While the liability insurance is an important part of exotic pet regulation that is lacking, Pacelle said even a universal requirment would not be enough.

"The root cause of the problem is we do not have policies to forbid this sort of irresponsible behavior people have no business having a lion or a tiger in their backyard or basement," he said. "These are wild animals. They do not belong as pets in our households."

Kalmanson travels the country to inspect many of the animal sanctuaries he insures, and make suggestions as to how owners can improve their facilities. The biggest problem with keeping these homemade zoos safe, he said, is that the owners often don't have the money to upgrade them, and eventually become "animal broke." Often what happens, he said, is that animal owners buy the animals when they are young, and cute -- and small. But they do not take into account that a full-grown animal needing a larger cage and a bigger food supply will ultimately cost many thousands of dollars a year to keep.

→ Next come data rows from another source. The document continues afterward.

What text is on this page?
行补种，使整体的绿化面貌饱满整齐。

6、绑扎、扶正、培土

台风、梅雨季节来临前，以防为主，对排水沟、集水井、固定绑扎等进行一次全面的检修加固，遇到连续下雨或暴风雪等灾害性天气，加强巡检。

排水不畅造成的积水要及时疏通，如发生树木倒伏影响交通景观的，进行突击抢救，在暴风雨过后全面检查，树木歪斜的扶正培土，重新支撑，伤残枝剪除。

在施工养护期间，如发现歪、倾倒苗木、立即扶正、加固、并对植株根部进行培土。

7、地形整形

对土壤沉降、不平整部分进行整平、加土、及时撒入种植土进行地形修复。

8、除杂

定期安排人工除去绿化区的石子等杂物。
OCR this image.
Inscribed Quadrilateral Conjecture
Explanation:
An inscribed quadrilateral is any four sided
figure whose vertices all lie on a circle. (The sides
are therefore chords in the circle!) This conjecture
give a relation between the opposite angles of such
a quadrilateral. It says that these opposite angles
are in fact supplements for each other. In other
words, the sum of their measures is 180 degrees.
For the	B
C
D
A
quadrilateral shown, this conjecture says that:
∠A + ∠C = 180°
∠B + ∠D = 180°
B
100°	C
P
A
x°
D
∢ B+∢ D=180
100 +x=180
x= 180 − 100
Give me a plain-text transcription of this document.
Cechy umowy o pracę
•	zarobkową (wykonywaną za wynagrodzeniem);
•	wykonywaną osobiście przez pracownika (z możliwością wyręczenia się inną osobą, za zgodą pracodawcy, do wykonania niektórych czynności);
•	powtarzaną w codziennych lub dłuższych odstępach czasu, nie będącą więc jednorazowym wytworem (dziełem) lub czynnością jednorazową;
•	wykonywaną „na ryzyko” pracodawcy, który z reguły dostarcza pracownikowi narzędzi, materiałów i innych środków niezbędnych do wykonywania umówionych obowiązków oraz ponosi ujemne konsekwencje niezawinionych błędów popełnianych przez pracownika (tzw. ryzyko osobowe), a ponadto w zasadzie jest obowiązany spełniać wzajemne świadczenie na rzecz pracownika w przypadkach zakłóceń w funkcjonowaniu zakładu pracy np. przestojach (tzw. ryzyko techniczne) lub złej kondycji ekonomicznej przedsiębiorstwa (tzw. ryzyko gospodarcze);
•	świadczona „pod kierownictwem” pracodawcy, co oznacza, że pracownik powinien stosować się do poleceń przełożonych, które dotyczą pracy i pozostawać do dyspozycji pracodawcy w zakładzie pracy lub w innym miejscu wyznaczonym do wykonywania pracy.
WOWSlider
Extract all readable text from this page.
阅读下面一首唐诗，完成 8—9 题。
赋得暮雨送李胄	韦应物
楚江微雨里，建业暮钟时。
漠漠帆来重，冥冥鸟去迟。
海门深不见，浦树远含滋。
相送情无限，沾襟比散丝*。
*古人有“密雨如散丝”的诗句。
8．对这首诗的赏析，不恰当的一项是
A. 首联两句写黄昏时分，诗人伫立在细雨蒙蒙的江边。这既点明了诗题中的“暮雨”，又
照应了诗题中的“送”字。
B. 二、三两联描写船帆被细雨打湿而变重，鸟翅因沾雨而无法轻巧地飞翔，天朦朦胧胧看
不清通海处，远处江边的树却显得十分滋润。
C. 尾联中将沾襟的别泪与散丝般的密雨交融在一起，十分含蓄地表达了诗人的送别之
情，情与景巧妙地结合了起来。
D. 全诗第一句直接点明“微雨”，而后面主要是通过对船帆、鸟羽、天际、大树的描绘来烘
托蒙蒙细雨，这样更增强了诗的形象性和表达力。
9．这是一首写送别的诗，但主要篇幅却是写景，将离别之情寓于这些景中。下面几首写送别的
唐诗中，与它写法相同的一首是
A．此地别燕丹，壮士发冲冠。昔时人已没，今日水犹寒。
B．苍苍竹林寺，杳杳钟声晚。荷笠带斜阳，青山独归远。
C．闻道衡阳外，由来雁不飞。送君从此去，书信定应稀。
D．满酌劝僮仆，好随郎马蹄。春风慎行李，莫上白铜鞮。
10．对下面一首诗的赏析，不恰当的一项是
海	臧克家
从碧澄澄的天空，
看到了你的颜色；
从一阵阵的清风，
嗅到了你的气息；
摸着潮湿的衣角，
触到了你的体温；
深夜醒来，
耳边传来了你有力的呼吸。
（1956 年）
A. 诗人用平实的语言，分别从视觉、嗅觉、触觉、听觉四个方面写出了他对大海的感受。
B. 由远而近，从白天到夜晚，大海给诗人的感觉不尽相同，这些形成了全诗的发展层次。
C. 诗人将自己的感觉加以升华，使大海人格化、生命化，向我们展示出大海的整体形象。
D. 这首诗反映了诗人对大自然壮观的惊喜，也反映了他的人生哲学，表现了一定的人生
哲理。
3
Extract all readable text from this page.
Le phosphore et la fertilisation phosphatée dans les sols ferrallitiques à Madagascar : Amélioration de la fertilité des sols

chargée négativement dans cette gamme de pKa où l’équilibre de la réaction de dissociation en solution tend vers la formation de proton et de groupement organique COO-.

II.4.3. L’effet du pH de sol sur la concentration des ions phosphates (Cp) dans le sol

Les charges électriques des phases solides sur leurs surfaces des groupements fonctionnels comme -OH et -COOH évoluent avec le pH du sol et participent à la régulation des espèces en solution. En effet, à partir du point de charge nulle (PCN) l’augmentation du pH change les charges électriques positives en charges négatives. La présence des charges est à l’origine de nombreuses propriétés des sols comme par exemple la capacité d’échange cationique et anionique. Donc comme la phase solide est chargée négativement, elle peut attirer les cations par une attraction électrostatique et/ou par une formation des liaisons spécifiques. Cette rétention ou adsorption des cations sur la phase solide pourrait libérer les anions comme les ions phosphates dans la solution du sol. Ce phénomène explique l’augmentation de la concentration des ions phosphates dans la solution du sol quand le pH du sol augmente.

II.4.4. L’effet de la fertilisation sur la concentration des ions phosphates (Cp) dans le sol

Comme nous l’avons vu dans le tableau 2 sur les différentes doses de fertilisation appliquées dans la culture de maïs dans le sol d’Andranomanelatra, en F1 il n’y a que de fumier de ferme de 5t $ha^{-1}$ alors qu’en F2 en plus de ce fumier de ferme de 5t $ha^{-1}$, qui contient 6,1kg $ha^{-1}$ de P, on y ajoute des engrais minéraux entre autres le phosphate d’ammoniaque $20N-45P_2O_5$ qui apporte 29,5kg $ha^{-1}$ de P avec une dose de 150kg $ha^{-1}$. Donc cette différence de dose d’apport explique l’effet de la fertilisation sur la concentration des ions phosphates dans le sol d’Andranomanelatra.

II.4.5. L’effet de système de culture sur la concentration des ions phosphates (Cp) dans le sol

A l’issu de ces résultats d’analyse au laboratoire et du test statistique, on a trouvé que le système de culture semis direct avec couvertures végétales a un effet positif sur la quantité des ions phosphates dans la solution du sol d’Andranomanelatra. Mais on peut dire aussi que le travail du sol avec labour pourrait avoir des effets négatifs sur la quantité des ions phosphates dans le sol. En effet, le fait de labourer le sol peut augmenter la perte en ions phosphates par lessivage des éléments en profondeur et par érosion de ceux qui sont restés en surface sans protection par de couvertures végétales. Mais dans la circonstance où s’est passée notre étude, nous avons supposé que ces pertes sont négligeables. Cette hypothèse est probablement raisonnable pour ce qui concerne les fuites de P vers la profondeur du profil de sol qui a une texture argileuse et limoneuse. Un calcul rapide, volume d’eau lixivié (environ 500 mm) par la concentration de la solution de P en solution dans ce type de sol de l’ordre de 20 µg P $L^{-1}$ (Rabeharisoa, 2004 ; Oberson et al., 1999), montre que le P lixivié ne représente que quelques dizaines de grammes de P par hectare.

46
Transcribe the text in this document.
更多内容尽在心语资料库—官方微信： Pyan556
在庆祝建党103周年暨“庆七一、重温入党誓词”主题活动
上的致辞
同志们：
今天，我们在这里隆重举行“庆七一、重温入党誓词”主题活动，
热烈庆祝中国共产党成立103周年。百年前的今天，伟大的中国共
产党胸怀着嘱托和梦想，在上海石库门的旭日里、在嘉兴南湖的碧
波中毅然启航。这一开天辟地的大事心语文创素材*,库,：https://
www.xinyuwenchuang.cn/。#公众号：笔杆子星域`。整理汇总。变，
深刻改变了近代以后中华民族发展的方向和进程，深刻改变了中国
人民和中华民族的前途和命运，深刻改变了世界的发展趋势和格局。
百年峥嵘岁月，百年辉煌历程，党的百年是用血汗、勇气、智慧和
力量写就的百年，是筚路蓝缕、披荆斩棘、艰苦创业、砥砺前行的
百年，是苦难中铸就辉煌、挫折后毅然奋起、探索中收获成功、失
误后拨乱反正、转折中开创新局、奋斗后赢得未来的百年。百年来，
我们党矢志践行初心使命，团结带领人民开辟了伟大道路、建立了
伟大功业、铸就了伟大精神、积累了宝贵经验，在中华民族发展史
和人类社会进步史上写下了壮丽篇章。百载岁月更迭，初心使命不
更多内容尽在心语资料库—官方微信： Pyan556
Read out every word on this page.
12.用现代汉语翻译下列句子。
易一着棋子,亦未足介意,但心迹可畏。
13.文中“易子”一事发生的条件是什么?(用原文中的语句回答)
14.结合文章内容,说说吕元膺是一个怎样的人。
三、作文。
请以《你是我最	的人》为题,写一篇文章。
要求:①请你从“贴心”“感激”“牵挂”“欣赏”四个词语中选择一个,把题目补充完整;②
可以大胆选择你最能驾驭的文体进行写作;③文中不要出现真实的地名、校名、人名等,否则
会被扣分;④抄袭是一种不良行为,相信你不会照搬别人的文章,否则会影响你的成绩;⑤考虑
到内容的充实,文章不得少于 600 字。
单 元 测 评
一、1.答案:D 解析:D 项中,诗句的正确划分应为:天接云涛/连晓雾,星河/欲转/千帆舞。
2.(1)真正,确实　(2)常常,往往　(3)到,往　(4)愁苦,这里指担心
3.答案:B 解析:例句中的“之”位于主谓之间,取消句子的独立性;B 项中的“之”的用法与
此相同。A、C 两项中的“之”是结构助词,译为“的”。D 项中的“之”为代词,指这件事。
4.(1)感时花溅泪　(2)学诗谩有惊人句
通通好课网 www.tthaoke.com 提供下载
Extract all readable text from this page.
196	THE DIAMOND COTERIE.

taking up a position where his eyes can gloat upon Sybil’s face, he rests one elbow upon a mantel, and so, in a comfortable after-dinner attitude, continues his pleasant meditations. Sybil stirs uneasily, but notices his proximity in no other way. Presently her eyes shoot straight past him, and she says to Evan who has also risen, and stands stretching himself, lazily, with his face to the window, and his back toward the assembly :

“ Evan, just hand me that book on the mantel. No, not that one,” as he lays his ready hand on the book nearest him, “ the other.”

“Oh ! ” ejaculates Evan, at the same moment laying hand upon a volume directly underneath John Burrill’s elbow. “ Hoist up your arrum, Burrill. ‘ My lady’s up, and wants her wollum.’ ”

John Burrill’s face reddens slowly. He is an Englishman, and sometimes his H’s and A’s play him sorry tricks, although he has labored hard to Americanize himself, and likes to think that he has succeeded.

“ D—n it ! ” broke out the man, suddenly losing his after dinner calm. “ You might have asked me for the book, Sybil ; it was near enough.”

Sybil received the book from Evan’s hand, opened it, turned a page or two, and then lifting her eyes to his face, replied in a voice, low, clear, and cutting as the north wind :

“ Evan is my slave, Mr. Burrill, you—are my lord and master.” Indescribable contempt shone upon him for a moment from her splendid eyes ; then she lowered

"It's expensive," Kalmanson said. "A lot of people just don't have the resources. It costs them a lot more money and they don't want to renovate, change or retrofit their facilities."

Another problem, he said, is that regulations vary state to state and need to be more consistent, and there also needs to be more stringent federal regulations.

"There are quite a few animals in facilities that should not be there," Kalmanson said. "If nothing else, the county and sheriffs should know what's in their area."

There's no denying the allure of a beautiful snow leopard or a powerful python, Kalmanson said, but many exotic pet facilities don't have adequate cages for their animals and don't have insurance. Animal owners should exercise caution and take the necessary steps to make sure they and the animals are safe, he said.

"A lot of people do what they want," he said. "They want the animal, the tiger leopard etc. and I just don't think they take enough safeguards to preserve the animal and to do it right."